Seaford has moved to dismiss, relying entirely on the Carmack Amendment and its complete pre-emption of state-law claims for damages to goods caused by an interstate carrier.

Breach of contract

At this early stage, it is unknown if, when, or for what purpose Nachman’s vault may have been stored outside in the rain. Interpreted in Nachman’s favor, allegations that Seaford moved her vault out of the warehouse prior to the anticipated move to New York, and that the vault leaked when left out in the rain, are sufficient to include scenarios where her vault was stored outside far in advance of its shipment to New York, for reasons driven solely by Seaford’s activities as a warehouseman, rather than as an interstate carrier.

Even assuming that the vault was left outside “over the weekend” simply to facilitate shipment, it just as plausibly could have been moved outside for Seaford’s benefit (i.e. to make room for a new customer).
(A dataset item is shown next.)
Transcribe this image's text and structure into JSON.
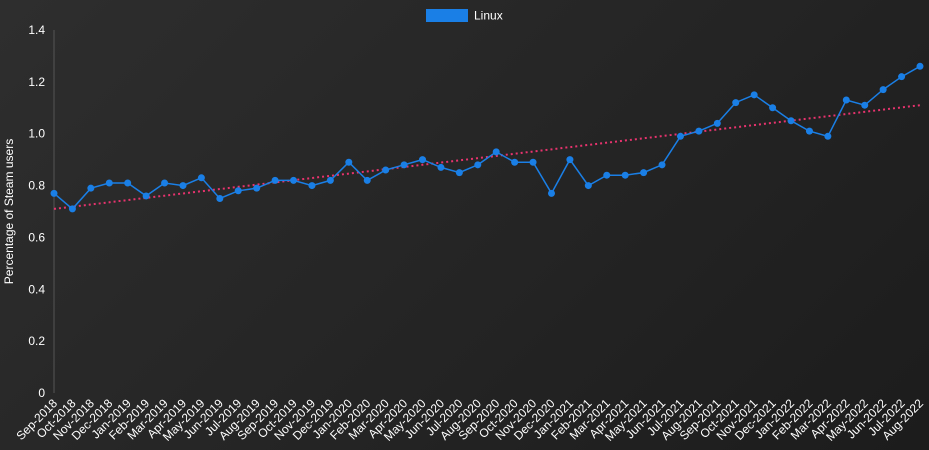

Thus, while this claim is pre-empted to the extent it seeks to recover for damages occurring while Seaford acted as a carrier “arranging for” the interstate transportation of Nachman’s belongings, that determination is a matter of fact for another day.

Duty of good faith

At this time, it remains unclear whether Nachman’s property was damaged partially or wholly during long-term storage, rather than during Seaford’s handling of the property as an interstate carrier. If breach of the Storage Contract claim is not pre-empted by the Carmack Amendment, it follows that an associated claim alleging breach of a discretionary duty established by that same contract is likewise not pre-empted.

Although the broad sweep of Carmack pre-emption appears to extend to the subsequent processing of claims for damages occurring during any part of the interstate transportation process, Nachman plausibly alleges a claim for a breach of the duty of good faith in the manner in which Seaford handled her damages claim under the discrete Storage Contract that was executed more than two years before any negotiations associated with hiring Seaford as an interstate carrier.

Negligence and fraud

Because the Carmack Amendment pre-empts any claim for damages resulting from loading activities, Nachman’s claims for negligence and fraud will be dismissed to the extent that they rely on such activities.

However, Nachman alleges sufficient facts to plausibly state a claim that Seaford acted negligently as a warehouseman in handling her effects during the years, months, weeks, or days leading up to the acts taken as a carrier in preparation for shipment.

Nachman also plausibly alleges that Seaford obtained knowledge of the wet condition of her property as a warehouseman-bailee and not only intentionally concealed that fact, but thereafter intentionally biased a third-party adjuster who evaluated her damages claim under the Storage Contract.

These allegations support Nachman’s negligence and fraud claims such that they survive dismissal.

Virginia Consumer Protection Act

It would be premature to conclude that Carmack pre-emption applies in light of Nachman’s allegations that Seaford engaged in intentional deception, fraud, and misrepresentations in processing her damages claims under the independent Storage Contract. Because the claim survives at this early stage, so must Nachman’s assertion that she is entitled to statutory treble damages.

Motion to dismiss granted in part, denied in part.

Nachman v. Seaford Transfer Inc., Case No. 4:18cv62, Aug. 31, 2018. EDVA at Newport News (Davis). VLW No. 018-3-366, 16 pp.